Log Source: Application logs + OS crash logs
Logic:
- Identify segmentation faults referencing scatter operators
- Alert on repeated occurrences from the same source
Example SPL (Conceptual):
index=ml_logs ("scatter" AND ("segmentation fault" OR "out of bounds"))
| stats count by host
| where count > 3
Mitigation Guidance
- Index bounds validation should be enforced before scatter execution
- External control over index tensors should be restricted
- Defensive checks should be added at preprocessing layers
Official Patch / Upgrade
👉 https://github.com/Oneflow-Inc/oneflow/security/advisories
CVE-2025-71008
Autograd Segmentation Fault Leading to Denial of Service
Technical Details
A flaw has been identified in OneFlow’s autograd engine where malformed computation graphs or inconsistent gradient metadata may trigger segmentation faults during backward propagation.
This condition arises when gradient shapes or graph dependencies are not fully validated before execution.
Exploitation Scenario (Educational Context)
When training pipelines accept externally influenced model definitions or gradient parameters, malformed graphs may be introduced. During backpropagation, invalid memory references are accessed, causing the process to terminate.
Impact
- Training job failures
- Loss of model training progress
- Service disruption in training-as-a-service platforms
MITRE ATT&CK Mapping
- T1499 – Endpoint Denial of Service
- T1106 – Native API Abuse
Detection & Monitoring
Indicators
- Segmentation faults during backward passes
- Autograd-related crash traces
- Repeated training job restarts
Splunk SIEM Use Cases
Use Case 4 – Autograd Crash Detection
Objective: Detect abnormal backward-pass failures.

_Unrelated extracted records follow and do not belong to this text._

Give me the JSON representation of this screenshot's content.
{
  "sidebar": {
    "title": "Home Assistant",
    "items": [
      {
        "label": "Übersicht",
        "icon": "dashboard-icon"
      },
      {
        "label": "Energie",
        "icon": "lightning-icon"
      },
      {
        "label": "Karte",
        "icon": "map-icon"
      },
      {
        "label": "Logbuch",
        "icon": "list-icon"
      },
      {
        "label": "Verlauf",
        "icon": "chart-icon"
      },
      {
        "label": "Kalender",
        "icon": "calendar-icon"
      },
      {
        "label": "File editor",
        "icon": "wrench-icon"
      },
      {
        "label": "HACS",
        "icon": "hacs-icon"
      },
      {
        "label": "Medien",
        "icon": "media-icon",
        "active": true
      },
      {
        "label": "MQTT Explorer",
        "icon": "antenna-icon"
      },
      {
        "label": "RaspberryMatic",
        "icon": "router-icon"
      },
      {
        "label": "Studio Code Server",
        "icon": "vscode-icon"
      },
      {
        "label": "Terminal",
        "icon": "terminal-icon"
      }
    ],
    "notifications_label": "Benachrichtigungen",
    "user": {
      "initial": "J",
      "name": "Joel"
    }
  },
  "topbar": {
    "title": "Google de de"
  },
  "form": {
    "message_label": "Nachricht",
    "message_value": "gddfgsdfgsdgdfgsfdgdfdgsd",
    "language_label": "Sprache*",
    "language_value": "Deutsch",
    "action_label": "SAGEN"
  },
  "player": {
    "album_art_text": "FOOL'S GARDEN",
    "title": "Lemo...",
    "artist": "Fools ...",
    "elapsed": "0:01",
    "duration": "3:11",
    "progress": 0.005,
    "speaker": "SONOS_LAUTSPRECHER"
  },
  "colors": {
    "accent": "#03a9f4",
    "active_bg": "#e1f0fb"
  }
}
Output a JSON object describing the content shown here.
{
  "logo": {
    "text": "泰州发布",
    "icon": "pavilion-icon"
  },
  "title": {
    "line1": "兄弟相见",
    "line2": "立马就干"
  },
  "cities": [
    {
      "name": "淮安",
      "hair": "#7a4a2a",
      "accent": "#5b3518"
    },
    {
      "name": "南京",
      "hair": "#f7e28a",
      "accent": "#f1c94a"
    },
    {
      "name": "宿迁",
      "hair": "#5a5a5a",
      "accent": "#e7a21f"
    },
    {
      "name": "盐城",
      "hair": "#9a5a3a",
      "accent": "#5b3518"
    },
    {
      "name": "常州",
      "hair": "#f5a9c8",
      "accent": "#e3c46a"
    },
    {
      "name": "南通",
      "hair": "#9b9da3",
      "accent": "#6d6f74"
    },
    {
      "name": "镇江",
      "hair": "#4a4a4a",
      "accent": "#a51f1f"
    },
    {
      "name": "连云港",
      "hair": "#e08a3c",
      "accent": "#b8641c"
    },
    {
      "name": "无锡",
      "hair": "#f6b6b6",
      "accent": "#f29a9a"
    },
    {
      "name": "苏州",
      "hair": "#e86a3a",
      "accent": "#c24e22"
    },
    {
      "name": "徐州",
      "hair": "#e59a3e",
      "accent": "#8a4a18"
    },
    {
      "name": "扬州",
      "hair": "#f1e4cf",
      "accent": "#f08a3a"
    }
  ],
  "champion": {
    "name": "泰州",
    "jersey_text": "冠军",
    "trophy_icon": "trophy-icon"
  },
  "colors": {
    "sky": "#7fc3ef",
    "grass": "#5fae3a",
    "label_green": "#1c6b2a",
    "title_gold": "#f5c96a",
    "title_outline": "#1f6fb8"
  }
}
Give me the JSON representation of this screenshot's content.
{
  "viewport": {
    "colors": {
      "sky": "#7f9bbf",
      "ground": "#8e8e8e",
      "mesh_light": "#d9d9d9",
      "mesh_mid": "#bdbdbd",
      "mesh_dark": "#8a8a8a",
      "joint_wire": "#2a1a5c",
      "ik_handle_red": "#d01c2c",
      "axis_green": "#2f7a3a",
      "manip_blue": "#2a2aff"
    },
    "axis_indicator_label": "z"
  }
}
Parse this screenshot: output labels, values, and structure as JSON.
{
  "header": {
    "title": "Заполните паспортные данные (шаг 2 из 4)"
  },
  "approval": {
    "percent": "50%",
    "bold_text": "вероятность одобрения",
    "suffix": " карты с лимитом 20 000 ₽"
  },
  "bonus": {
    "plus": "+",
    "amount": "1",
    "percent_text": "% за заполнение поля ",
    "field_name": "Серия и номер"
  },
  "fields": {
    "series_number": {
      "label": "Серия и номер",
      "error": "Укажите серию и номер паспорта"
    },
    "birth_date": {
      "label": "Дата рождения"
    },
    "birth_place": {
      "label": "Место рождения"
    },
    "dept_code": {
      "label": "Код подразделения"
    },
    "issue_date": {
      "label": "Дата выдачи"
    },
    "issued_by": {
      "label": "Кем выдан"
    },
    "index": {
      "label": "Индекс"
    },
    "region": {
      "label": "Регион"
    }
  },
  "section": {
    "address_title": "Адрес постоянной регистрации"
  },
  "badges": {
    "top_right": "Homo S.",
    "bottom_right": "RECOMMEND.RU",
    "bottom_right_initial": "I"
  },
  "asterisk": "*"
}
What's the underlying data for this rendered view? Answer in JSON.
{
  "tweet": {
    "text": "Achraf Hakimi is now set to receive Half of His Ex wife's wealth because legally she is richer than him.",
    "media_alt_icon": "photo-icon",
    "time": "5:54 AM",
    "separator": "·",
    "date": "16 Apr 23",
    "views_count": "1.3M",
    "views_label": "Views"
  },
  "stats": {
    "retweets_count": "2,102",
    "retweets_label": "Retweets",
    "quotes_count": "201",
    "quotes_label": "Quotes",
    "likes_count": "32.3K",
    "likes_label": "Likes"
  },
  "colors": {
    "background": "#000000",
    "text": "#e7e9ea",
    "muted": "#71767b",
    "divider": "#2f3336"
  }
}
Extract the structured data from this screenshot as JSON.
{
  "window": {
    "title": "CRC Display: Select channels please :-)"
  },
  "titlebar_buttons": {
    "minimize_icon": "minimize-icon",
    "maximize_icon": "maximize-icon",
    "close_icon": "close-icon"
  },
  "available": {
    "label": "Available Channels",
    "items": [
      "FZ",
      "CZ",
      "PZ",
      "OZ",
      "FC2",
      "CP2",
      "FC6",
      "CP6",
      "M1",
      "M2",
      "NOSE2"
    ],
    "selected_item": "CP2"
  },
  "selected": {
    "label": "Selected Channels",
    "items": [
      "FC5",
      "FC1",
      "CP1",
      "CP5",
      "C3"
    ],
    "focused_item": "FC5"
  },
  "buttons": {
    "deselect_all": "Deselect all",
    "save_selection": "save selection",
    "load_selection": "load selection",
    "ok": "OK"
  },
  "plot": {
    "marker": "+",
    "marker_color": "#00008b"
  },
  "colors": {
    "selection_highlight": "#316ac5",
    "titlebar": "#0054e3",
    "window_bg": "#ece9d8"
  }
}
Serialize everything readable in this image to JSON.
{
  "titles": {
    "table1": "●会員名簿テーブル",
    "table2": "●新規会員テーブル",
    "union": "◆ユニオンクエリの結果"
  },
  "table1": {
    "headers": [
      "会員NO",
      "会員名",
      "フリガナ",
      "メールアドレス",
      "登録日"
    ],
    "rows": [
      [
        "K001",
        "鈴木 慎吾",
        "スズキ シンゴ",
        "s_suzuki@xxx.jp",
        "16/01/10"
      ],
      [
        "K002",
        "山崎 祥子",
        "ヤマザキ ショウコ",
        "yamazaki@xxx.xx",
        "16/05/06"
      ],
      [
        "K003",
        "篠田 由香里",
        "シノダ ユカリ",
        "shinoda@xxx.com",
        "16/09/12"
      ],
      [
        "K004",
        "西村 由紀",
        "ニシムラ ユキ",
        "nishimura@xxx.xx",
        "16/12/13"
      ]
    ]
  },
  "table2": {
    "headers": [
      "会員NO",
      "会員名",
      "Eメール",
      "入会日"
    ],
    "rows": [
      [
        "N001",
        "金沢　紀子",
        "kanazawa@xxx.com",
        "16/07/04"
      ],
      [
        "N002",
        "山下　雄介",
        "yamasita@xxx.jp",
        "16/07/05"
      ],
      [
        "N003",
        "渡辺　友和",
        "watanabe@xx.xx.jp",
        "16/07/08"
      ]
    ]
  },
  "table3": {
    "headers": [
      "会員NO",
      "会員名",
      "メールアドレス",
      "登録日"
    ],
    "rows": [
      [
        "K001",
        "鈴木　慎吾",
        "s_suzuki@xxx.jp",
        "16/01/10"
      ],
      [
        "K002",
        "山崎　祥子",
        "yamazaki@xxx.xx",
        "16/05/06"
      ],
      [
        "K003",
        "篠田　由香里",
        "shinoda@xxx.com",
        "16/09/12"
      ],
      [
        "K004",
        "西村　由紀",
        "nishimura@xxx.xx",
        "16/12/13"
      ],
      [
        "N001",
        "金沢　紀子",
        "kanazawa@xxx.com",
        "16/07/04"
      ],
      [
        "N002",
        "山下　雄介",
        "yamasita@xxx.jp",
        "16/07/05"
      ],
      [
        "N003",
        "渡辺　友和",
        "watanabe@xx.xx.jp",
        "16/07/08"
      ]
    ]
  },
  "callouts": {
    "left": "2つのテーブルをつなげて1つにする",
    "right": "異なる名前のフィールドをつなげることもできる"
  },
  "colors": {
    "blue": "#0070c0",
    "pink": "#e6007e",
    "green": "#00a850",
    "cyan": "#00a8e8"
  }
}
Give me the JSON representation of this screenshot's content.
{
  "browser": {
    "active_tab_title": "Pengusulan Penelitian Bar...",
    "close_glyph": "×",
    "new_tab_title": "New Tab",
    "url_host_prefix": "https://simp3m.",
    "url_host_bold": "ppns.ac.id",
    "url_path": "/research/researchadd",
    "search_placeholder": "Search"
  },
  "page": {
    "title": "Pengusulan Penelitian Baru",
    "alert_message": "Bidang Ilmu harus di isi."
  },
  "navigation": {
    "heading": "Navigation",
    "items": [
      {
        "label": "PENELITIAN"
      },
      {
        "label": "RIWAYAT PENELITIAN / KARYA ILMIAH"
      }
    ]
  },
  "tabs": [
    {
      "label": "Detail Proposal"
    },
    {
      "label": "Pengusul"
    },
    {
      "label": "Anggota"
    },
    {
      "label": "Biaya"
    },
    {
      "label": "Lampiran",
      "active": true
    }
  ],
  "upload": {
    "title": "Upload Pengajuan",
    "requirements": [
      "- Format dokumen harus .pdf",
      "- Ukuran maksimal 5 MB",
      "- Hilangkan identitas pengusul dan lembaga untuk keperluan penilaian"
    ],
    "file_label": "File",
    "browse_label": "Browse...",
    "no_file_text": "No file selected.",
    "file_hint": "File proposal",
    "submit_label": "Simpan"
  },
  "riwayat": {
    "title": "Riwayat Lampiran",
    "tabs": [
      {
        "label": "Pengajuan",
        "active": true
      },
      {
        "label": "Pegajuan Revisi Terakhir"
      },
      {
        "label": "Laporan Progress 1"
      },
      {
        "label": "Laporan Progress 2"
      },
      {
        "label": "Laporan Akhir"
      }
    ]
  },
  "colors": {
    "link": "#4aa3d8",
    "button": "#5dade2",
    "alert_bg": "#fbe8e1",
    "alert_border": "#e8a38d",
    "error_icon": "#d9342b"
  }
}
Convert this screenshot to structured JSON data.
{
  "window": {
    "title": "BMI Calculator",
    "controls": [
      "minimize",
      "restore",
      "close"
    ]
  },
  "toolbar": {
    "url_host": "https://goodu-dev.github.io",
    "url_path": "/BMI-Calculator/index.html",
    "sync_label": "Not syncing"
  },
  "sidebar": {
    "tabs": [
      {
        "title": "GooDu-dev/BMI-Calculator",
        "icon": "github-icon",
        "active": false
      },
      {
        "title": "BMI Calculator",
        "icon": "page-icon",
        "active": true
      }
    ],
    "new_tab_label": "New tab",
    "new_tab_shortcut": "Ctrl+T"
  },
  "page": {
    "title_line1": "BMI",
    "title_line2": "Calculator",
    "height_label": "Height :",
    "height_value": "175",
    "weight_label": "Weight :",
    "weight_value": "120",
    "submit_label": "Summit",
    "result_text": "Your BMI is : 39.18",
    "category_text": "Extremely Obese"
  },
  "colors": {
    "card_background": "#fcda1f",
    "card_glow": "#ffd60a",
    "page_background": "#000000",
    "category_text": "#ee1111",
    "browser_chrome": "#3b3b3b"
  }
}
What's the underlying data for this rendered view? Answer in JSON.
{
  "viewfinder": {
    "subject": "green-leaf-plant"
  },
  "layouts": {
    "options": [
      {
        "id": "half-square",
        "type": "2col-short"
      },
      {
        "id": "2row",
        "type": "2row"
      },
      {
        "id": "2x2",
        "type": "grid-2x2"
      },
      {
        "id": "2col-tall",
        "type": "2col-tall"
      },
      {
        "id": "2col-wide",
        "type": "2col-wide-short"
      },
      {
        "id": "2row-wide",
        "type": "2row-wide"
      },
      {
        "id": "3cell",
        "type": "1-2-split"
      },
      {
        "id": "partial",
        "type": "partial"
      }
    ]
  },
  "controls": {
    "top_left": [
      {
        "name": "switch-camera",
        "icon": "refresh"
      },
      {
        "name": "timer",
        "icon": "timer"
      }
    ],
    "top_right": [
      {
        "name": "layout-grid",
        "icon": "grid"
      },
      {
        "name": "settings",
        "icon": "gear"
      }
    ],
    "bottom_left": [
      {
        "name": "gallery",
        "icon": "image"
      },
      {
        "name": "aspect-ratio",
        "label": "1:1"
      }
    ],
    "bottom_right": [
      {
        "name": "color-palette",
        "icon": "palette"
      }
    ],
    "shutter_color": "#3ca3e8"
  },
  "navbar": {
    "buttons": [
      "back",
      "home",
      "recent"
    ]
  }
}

Log Source: OneFlow autograd logs
Logic:
- Alert on segmentation faults occurring during gradient computation
- Correlate with recent model input changes
Example SPL (Conceptual):
index=ml_logs ("autograd" AND "segmentation fault")
| stats count by job_id
| where count > 1
Overall Risk Assessment
These vulnerabilities present a high operational risk due to their ability to cause reliable denial-of-service in AI/ML environments. While no data leakage or privilege escalation has been identified, disruption of ML workloads alone may result in:
- Service outages
- SLA violations
- Financial and reputational impact
All affected systems should be patched promptly, especially those processing untrusted or external inputs.
Official Patch / Upgrade
👉 https://github.com/Oneflow-Inc/oneflow/security/advisories
Final Takeaway
These OneFlow vulnerabilities enable reliable denial-of-service attacks by abusing weak input validation in tensor creation, scatter operations, and the autograd engine. Any ML system that processes untrusted or external data is at risk of crashes, resource exhaustion, and service disruption. While no data exposure is involved, the operational impact is high, especially for shared GPU and ML-as-a-service environments. Immediate patching and stronger input validation are essential to maintain availability and stability.